Berbeda dengan kebanyakan motivator, karena saya juga bukan motivator, saya akhirnya sampai pada kesadaran bahwa “menjadi nomor satu itu tidak penting”. Seharusnya, saya menyadari ini sejak SMP. Dimana saat itu saya yang merupakan salah satu siswa terbaik di kabupaten saya, hijrah ke ibukota dan masuk ke SMP terbaik di negeri ini. NEM (Nilai Ebtanas Murni) saya yang terbaik kedua di sekolah dan salah satu yang terbaik di kabupaten jadi nomor tiga dari bawah di SMP itu. Saya nyaris tidak diterima dan hanya terpaut tiga nomor dari cadangan. Dahsyat kan? Saya shock berat saat itu, cuma tidak menyadarinya saja.
Saat akhirnya berhasil masuk di sana, otak saya nyaris tidak ada apa-apanya. Saya cuma mampu menjadi ranking 5 di semester pertama, setelah itu amblas ke bawah hingga belasan. Dulu, sekolah memang masih memakai sistem peringkat terpusat. Jadi, hanya ada 1 ranking 1 di setiap kelas. Berbeda dengan sistem sekolah plus zaman sekarang yang memiliki ranking untuk setiap kompetensi sehingga ada banyak juara. Atau malah sama sekali tak ada ranking dan diganti dengan sistem penghargaan lain.
Maka, prestasi akademik saya menurun. Meski ada faktor luar, dan sebenarnya itu menurut psikolog lebih besar, tapi saya memilih mengambil tanggung-jawab kepada diri sendiri. Itu karena saya tidak konsisten dalam belajar. Apalagi ditambah posisi orangtua saya yang berkecukupan, saya merasa tidak perlu mengejar beasiswa. Barulah pada saat S-2 saya berupaya mencari beasiswa. Padahal, saya seharusnya sadar bahwa saya tak bisa lagi jadi nomor satu di bidang akademik. Dan untuk mengatasinya, seharusnya saya berbuat sesuatu dan bukannya menghindari tantangan.
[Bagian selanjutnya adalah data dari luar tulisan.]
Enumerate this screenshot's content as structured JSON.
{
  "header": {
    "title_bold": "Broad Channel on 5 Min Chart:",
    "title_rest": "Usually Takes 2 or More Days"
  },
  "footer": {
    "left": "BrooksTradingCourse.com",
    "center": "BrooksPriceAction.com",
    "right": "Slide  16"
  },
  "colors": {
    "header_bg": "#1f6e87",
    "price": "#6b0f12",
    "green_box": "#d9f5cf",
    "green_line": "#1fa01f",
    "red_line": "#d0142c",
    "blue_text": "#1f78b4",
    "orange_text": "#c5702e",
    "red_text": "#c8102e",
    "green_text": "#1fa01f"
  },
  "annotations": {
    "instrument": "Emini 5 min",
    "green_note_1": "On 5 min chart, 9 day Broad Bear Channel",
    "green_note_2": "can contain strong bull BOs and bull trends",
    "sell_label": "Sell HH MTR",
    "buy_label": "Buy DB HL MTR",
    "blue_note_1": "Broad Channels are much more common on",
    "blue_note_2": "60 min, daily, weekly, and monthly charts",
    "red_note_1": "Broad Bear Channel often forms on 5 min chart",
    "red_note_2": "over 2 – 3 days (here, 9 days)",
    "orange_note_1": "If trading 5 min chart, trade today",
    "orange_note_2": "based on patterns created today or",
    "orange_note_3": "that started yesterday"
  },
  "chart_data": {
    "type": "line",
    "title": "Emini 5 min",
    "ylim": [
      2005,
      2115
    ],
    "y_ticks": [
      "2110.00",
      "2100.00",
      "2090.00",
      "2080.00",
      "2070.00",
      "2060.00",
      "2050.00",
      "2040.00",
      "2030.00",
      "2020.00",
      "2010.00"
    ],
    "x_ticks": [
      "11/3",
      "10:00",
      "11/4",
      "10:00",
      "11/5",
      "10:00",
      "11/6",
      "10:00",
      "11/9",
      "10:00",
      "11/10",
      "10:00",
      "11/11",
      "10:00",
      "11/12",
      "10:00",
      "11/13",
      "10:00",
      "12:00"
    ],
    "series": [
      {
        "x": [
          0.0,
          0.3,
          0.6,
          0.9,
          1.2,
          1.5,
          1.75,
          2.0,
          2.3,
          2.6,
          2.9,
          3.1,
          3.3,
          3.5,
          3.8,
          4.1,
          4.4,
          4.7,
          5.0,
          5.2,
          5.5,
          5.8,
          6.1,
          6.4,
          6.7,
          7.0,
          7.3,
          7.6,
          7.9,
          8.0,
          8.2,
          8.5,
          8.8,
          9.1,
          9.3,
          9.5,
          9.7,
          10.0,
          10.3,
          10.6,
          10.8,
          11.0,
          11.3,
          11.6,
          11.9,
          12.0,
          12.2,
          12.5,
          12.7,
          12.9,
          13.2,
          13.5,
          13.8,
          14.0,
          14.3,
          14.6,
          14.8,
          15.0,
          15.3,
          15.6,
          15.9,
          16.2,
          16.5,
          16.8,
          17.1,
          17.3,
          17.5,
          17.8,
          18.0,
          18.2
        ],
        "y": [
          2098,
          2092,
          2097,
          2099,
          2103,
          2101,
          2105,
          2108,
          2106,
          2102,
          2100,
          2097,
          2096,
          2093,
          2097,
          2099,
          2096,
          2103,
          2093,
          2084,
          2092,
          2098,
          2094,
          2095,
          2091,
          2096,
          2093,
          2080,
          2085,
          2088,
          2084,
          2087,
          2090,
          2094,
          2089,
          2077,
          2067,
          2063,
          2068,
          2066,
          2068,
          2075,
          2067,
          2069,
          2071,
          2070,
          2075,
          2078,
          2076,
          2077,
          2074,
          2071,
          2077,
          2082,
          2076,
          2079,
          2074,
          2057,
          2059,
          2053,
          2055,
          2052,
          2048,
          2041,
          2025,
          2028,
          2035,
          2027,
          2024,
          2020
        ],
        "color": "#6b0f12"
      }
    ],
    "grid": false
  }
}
Ketololan saya terus berlanjut dengan berupaya menjadi nomor satu di semua bidang yang saya masuki. Tapi kini tidak lagi. Saya malah mundur dari beberapa hal, memberi ruang orang lain untuk maju. Dulu, mengalahkan orang lain terasa nikmat. Tapi saya baru menyadari makna “menang tanpo ngasorake” yang dulu sering diucapkan Pak Harto. Artinya adalah “menang tanpa merendahkan”.
Saya ini sombong, jadi mudah merendahkan orang lain. Saya juga congkak, jadi merasa diri harus jadi nomor satu.
Sekarang, semua tak penting lagi. Saya cuma ingin menjadi “saya yang terbaik”. Mendedikasikan 24 jam waktu hidup saya bagi perbaikan diri terus menerus (bahasa Jepangnya “kaizen”) dan berupaya membantu orang lain sebisa saya. Melayani mereka yang mencintai saya dengan tulus, termasuk orangtua dan keluarga yang selama ini seringkali saya abaikan atas nama kesibukan. Berbuat baik kepada mereka yang sudah berbuat baik kepada saya. Dan sekuat tenaga tetap berupaya berbuat baik kepada mereka yang jahat kepada saya. Karena saya akhirnya sadar, dikenang sebagai “orang baik” saat mati jauh lebih penting daripada “si nomor satu yang pongah”.